プライベートでも洋服好きで有名な俳優の光石研さんが、東京の古着屋さんを巡り、試着し、何を買うか悩み、熟考の末に1着あるいは試着したもの全てを買う。ただ彼が心のうちではしゃぎ、物欲に翻弄される姿を映し、観終わることにはなんだか自分までいい買い物をしたような気持ちを味わえる。それが「光石研の東京古着日和」だ。

各話で登場する古着屋さんはどのお店も特色や個性がはっきりしているため、毎回違ったテイストの洋服が見られる。自分が知っているブランドのものが映れば光石さんと一緒に盛り上がり、たとえ知らないものでもナレーション、テロップ、店員さんとの会話等で解説で魅力を知ることができる。僕は洋服に詳しいわけではないので、実際に古着屋さんで買い物する時も店員さんにその洋服の素材や、ディテール、歴史について教えてもらうことが多々ある。そういった優しい古着屋さんで買った服は着る度にその時のことを思い出して幸せな気持ちになるし、そういった思いも込みで服へ愛着が湧く。このドラマのディープなことをやっているのに初心者も置いていかない丁寧さは、そういった上質な接客のようなものを表しているように思う。

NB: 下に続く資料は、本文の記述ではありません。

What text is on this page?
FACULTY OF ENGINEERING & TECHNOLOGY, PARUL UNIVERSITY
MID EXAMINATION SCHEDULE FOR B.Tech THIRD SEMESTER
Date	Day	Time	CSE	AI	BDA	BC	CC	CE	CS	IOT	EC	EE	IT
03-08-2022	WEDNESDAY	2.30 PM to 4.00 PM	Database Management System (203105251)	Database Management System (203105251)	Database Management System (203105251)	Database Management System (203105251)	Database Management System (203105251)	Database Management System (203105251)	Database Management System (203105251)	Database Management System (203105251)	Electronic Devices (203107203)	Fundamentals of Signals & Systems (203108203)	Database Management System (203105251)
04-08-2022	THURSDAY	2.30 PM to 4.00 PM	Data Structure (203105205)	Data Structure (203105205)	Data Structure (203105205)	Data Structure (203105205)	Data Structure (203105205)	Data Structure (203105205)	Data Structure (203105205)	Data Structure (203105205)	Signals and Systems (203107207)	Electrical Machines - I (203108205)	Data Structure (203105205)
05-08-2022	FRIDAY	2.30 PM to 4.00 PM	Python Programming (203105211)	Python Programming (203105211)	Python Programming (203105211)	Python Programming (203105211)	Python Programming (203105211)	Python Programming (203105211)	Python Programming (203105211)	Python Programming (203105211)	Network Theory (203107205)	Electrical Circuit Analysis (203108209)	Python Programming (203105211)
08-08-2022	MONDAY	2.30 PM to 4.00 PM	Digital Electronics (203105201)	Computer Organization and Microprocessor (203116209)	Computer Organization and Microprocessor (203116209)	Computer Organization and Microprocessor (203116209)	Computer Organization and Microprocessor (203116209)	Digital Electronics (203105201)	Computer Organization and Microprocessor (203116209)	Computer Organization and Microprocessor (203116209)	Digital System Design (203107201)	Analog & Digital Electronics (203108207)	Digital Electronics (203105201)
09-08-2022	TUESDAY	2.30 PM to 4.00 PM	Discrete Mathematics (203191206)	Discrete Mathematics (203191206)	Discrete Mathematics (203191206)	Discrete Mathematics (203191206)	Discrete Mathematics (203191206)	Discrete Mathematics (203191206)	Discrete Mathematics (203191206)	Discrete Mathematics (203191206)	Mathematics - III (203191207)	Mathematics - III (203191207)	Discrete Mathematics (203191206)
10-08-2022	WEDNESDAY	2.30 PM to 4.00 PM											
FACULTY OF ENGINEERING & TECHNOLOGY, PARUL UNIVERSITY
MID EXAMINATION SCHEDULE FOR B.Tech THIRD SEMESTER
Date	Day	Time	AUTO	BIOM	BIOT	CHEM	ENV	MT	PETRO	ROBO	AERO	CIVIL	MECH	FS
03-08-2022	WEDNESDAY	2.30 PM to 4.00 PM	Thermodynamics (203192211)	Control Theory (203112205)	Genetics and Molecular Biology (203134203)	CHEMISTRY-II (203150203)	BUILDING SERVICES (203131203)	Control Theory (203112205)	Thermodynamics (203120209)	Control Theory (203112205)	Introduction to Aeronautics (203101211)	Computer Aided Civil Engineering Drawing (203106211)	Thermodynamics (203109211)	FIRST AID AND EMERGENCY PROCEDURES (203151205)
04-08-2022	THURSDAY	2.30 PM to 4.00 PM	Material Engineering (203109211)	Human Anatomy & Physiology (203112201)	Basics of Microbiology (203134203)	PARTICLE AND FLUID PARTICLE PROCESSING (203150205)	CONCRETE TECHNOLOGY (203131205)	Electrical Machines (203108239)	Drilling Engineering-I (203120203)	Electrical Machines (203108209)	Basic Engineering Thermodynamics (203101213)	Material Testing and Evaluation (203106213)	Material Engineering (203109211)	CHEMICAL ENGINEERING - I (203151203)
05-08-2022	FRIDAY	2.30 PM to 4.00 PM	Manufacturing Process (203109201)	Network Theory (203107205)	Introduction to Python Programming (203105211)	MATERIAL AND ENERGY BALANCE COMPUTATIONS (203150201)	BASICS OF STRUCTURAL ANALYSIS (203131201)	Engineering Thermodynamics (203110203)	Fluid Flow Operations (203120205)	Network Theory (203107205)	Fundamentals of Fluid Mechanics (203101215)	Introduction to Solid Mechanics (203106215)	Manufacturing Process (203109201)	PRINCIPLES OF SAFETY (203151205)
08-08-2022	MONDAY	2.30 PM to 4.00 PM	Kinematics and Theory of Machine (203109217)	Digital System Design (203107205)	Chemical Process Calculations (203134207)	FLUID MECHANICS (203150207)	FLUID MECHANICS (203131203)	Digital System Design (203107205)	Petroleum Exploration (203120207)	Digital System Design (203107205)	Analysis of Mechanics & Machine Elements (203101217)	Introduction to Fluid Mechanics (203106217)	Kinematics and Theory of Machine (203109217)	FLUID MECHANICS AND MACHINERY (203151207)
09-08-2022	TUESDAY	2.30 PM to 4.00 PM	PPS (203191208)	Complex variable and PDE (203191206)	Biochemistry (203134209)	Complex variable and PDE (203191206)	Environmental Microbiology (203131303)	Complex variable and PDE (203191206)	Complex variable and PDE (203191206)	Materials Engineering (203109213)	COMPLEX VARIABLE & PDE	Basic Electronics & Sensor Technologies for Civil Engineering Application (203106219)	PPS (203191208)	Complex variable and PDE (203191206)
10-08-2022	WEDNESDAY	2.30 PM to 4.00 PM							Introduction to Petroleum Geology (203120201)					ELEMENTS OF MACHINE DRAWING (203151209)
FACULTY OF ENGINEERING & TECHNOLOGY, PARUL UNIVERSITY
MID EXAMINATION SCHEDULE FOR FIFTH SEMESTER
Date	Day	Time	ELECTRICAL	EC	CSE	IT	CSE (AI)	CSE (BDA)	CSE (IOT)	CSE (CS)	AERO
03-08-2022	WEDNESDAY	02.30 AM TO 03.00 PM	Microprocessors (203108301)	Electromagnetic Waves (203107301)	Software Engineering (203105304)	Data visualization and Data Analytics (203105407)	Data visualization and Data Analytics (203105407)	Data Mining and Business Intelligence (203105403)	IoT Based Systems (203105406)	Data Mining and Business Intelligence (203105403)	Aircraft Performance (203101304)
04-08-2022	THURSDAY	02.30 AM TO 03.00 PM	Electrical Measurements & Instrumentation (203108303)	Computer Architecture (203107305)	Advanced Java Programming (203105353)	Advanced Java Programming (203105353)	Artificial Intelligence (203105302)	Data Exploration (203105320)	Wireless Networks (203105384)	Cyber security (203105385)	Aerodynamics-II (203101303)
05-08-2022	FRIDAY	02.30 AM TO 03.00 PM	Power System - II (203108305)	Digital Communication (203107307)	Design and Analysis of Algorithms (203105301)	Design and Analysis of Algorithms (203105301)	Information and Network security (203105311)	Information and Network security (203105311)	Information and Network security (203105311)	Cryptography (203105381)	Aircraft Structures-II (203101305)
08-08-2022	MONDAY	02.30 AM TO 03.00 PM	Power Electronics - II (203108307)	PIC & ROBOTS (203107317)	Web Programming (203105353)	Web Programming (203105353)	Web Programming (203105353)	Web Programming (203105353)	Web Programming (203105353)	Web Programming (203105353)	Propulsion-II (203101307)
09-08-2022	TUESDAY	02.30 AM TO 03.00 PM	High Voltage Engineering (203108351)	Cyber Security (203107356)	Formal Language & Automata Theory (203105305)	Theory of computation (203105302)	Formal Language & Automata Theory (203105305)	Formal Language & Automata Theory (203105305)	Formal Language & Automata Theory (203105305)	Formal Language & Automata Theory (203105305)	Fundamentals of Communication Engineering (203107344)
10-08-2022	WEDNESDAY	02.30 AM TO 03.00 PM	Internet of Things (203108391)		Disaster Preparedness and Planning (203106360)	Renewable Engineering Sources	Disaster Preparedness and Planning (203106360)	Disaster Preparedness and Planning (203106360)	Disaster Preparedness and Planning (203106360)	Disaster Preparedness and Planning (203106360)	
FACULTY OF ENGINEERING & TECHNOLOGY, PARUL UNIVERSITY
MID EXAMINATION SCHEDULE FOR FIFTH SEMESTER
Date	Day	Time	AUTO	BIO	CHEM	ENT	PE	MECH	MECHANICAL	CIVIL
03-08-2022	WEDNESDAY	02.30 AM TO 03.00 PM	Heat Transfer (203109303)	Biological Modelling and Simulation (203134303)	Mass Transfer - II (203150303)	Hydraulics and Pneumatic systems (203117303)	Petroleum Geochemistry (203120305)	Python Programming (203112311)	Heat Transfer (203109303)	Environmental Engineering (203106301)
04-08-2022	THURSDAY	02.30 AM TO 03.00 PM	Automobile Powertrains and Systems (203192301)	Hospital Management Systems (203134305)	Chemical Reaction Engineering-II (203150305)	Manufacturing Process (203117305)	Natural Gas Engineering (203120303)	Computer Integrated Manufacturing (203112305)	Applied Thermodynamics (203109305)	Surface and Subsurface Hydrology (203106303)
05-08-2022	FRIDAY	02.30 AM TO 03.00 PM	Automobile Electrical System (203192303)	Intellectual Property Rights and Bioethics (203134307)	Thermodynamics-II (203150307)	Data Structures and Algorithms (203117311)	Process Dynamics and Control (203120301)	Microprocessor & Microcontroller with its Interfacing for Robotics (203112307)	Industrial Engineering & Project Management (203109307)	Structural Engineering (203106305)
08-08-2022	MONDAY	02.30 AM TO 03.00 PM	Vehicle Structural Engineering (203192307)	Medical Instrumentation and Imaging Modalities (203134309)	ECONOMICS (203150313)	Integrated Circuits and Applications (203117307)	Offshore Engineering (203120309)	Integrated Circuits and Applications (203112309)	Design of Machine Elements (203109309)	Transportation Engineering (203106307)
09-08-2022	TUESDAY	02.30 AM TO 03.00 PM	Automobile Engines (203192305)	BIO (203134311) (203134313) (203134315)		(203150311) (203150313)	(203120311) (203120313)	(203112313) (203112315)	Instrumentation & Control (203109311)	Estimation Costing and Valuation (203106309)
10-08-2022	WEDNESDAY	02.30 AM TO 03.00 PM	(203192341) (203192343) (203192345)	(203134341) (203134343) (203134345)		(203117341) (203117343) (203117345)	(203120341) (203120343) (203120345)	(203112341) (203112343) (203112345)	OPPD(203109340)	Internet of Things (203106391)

光石さんは一通り試着を済ますと、一旦店を出て食事やお茶に行く。そこで一休みして気持ちを整理するのだが、そこで登場するお店も素敵なのだ。そういった箸休めにもこだわり、自由に行ったり来たりする様はまるで雑誌のようで、この番組の制作に携わっているpenの本領といったところだろうか。そして勢いに任せず、本当に自分に必要なものを考えて買っている光石さんの姿は、僕たちにあるべき買い物の形を教えてくれているようで、とても心地いい。

服を買った後、光石さんは必ずその服を着て帰る。スキップなんかして、子どものようだ。振り返り満面の笑みでカメラに映る光石さん。軽快なエンディングが流れ出す。僕の心もすっかりごきげんだ。